Thomas Riker returned to franchise continuity not as Will but as a man who had walked away — Jonathan Frakes reprised the role mere months after The Next Generation left the air, appearing in Deep Space Nine Season 3's "Defiant" as the transporter duplicate who had been stranded on Nervala IV.
The moment carried weight because it rewired a single-character mystery into a bridge between two series: in The Next Generation Season 6 episode "Second Chances," the Enterprise discovered a transporter duplicate of Will Riker on Nervala IV — the crew labeled him a "transporter duplicate" — and that duplicate spent eight years isolated on the planet before rejoining Starfleet life under the name Thomas. "Defiant" made that duplicate the man who chose to become one of the Maquis.
That choice mattered numerically and narratively. The episode is set in Deep Space Nine's third season, and Frakes’s appearance arrived just months after TNG wrapped, at a moment when the franchise was shifting resources toward feature films and a new series. Bringing a familiar face back so quickly underscored how closely producers wanted to knit the shows together: Thomas’s backstory — a duplicated Riker stranded for eight years who later took a posting on another vessel — supplied DS9 with an immediate, explosive link to TNG’s unresolved beats.
What "Defiant" did not do was tidy the moral or political consequences. The episode revealed that Thomas had joined the Maquis, the band of former Starfleet officers formed in response to Cardassian attacks on Federation colonies. The Maquis engaged in what amounted to terrorism to resist those attacks and, in doing so, violated Starfleet's treaty with the Cardassians. By placing Thomas among them, the episode turned a character study into a piece of franchise geopolitics: a Starfleet-trained officer who rejected the Federation’s official line.
That friction is the episode’s sharp edge. Thomas’s decision to embrace the Maquis put him on the other side of a treaty his original self had sworn to uphold. The show layers the tension: Ro Laren, a figure already tangled in the Maquis storyline, appears in the orbit of Riker’s duplicate, and the record includes a moment where Riker tried to talk Ro out of joining the rebels. Those threads make Thomas’s choice read as both personal and political, but the script leaves the mechanics of his conversion unexplained.
Context matters here but must come after what the episode showed. The Maquis were not abstract villains; they were a group of veterans reacting to real losses — settlements on the Cardassian border were attacked, and former officers took up arms. DS9 used Thomas’s presence to show how that insurgency could corrode loyalty and infect familiar faces. The crossover functioned: a TNG character stepping into DS9’s darker, borderland drama sharpened both shows’ stakes without pausing to replay TNG’s last season.
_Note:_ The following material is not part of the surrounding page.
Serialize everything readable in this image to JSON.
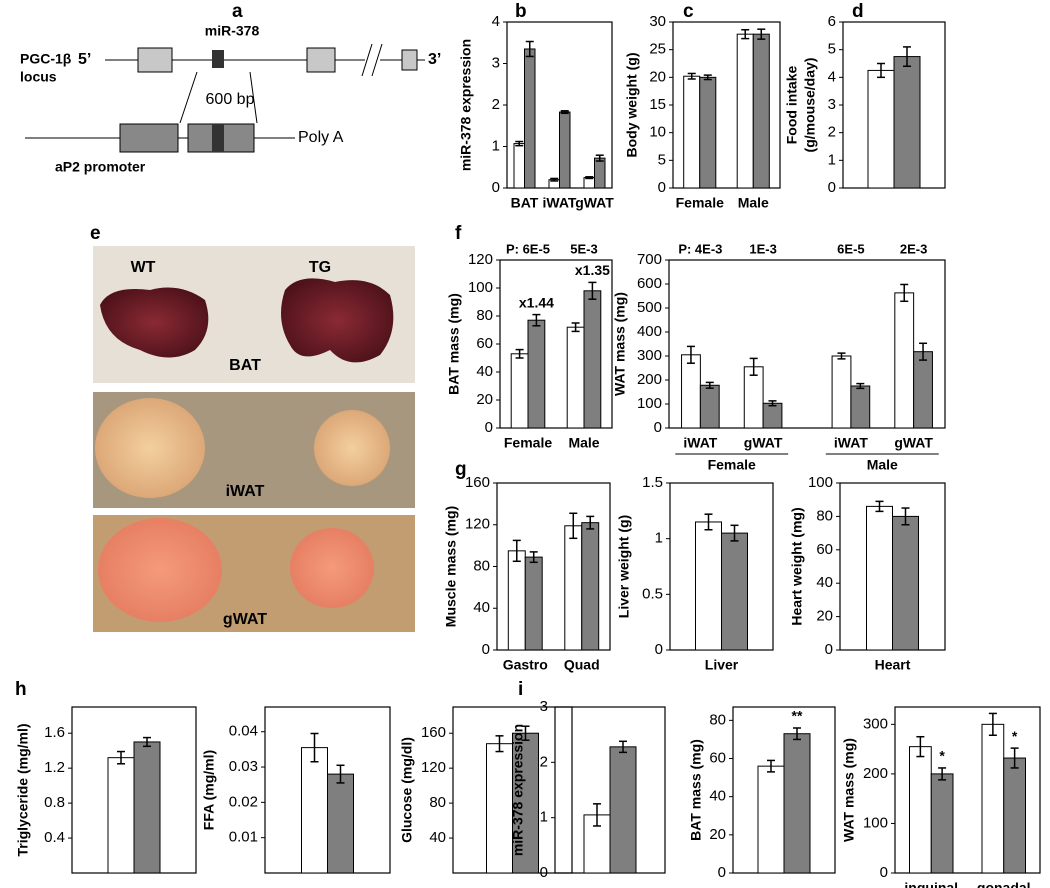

The unresolved gap is the story’s last, loud beat. "Defiant" makes Thomas a Maquis, but it does not explain why a man who had been a Starfleet duplicate stranded for eight years would ultimately abandon Starfleet protocol and join a faction that violated the Cardassian treaty. Viewers are left with the fact of his choice and the political consequences — not the interior turn that led him there.
That omission is also the episode’s creative move: by turning a one-off transporter mystery into a moral crossroads, "Defiant" secured the crossover and gave DS9 a direct, personal stake in the Maquis conflict. The result is clear — Thomas Riker’s appearance tied TNG and DS9 together — and incomplete: how he became a rebel remains the single unanswered story beat. For a franchise that prized continuity, the choice to leave that bridge partly unbuilt is the moment that still asks for an answer.